Evaluated data sets included the OSCE scores from the respective cohorts of 4th year medical students in 2013 (before any implementation of the CBBL framework, thus considered “pre-intervention”), 2015 (considered thus “post-intervention”), and 2016 (also considered as being “post-intervention”, included for verification purposes, so that if any significant improvement were to be observed between 2013 and 2015, a similar improvement observed as well in 2016 vs. 2013 would be an indicator that such improvements were more likely to be a persistent and reproducible effect of CBBL implementation, rather than merely a coincidence).
Statistical methods
Non-linear regression analysis was performed, and datasets were tested for normality and homogeneity of variance. The Shapiro-Wilk test by Royston (44) and assessment of kurtosis and skewness using the D'Agostino-Pearson omnibus test (45) were carried out in order to determine the normality of distribution of each cohort year’s OSCE scores. A Brown-Forsythe test (46) was carried out in order to test homogeneity variance between groups.

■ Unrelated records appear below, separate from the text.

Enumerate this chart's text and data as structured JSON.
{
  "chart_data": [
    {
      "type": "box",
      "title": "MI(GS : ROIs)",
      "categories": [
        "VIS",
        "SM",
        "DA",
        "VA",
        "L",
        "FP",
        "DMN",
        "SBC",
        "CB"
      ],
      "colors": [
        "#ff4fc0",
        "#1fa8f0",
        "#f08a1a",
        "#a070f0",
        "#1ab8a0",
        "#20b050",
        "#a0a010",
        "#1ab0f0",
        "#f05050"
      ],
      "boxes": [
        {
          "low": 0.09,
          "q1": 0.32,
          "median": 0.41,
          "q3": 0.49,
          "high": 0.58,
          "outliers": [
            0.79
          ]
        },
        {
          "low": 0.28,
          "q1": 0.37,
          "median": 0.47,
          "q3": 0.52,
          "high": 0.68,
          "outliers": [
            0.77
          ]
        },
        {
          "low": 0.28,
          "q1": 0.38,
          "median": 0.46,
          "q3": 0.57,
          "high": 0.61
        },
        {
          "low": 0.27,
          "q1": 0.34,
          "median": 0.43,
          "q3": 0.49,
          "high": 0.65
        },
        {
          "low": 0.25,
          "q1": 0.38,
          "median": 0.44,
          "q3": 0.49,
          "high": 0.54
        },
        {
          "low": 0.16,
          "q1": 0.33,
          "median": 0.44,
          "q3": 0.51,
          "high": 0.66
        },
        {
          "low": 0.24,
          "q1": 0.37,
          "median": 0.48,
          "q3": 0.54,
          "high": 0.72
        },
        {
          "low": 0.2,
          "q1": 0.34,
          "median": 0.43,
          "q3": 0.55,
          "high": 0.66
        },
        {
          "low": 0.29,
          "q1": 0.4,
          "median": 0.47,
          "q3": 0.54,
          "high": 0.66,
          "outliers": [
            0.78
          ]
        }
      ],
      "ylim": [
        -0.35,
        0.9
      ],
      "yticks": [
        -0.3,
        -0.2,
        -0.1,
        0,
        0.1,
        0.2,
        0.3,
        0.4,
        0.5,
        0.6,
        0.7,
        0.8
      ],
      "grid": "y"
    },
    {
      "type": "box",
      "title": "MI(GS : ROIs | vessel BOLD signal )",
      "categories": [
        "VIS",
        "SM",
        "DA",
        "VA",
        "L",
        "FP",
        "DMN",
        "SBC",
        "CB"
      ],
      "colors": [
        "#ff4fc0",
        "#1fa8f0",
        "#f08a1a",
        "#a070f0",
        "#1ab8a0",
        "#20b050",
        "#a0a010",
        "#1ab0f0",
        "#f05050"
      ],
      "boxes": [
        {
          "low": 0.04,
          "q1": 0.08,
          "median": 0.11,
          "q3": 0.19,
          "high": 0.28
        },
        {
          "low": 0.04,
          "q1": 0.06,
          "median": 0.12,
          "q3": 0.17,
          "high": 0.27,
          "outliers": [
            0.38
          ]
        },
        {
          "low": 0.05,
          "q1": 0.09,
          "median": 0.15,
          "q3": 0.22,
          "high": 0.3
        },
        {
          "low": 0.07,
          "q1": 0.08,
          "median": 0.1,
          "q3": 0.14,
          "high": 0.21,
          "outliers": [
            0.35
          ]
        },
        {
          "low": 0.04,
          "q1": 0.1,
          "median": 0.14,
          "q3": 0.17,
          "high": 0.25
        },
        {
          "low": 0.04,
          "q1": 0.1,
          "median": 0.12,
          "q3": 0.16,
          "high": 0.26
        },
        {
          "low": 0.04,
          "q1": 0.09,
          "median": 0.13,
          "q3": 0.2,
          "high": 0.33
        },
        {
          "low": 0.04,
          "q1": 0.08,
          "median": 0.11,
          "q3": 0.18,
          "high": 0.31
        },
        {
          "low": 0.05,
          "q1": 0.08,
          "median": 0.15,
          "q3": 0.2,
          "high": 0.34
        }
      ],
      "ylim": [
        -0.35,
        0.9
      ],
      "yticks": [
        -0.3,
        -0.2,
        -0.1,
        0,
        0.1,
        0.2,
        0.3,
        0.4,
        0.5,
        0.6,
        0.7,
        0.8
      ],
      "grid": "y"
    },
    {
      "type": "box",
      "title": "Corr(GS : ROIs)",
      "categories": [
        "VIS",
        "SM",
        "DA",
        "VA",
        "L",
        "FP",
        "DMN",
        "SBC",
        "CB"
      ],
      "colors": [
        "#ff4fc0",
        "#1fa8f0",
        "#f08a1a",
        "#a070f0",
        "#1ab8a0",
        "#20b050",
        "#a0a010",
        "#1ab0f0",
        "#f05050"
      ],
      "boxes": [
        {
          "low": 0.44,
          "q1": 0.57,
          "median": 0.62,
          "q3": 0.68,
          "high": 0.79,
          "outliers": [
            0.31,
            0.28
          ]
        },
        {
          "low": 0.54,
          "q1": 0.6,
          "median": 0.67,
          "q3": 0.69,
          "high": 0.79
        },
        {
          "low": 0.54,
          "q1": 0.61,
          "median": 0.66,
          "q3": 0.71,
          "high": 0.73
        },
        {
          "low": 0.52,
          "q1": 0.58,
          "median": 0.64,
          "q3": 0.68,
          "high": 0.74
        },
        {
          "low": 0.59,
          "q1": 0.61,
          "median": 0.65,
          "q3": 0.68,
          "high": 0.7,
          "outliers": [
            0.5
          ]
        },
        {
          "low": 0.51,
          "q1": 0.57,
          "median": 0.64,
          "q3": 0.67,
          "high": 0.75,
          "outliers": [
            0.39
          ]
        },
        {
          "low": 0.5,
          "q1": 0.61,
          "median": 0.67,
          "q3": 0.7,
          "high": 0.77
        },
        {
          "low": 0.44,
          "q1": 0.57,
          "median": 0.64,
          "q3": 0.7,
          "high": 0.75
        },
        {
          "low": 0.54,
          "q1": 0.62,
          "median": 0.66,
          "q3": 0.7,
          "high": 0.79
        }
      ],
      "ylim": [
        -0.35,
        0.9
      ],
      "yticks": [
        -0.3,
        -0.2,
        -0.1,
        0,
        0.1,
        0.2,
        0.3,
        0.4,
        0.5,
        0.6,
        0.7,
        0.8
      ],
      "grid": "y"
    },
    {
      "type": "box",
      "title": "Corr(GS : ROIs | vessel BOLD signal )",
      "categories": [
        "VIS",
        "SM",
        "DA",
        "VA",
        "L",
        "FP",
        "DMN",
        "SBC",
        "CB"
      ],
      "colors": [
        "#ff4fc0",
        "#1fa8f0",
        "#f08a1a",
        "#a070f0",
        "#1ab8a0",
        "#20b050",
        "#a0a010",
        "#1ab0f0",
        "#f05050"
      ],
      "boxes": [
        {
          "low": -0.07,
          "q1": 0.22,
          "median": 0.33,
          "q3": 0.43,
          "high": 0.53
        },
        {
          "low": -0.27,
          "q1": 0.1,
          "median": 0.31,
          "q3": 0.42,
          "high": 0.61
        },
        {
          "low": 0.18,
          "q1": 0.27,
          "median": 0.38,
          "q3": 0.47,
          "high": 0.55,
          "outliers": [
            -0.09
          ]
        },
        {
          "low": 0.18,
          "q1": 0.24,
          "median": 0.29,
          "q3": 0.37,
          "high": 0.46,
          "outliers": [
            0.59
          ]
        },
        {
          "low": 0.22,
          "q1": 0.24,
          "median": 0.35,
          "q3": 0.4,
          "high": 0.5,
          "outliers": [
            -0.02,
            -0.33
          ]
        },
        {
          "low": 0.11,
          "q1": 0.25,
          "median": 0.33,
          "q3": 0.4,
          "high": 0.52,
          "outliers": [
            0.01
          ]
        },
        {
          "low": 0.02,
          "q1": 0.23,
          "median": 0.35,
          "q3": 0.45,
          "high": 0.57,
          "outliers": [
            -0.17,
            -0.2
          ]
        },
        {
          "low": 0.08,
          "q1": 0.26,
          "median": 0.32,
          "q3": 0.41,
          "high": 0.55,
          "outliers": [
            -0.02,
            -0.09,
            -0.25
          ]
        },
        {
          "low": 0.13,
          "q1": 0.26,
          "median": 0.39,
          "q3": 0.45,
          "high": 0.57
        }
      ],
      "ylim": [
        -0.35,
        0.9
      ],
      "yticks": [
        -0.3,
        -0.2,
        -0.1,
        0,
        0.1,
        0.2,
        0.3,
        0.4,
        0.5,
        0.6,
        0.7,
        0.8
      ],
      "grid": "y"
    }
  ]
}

Data pairing was considered, as test takers for 2013, 2015, and 2016 may be seen as being matched by level of progression of medical education (all test takers being in the 4th year (out of 6) of medical school in these respective years). However, considering the presence and possible effects of a host of unknown variables such as age, sex, ethnic group, and the number of exam attempts, etc., we felt that unpaired testing was to be favoured. Thus, comparison between cohort year datasets was performed using nonparametric, non-paired t-tests (Mann-Whitney (47)). Although the consensus is that non-parametric tests commonly have less power (48), as will be seen later, they were employed due to our non-normal data distribution.
Then, comparison of the medians of the three groups was performed through use of the Kruskal-Wallis H test (49), assuming non-parametric data distribution. Also due to our non-normal data distributions, Chi value generation for the Kruskal-Wallis test was performed using Murphy & Myors’ (50) transformation into an F value prior to Laken's adapted Cohen's formula (51), providing an eta value instead of a more common Cohen's D. Following that, Dunn’s multiple comparison tests (52) were used post hoc to compare groups within a non-parametric ANOVA. For effect size between groups, Rosenthal & DiMatteo’s (53) effect size calculation was performed.
In this study, statistical significance was assumed by a p-value < 0.05.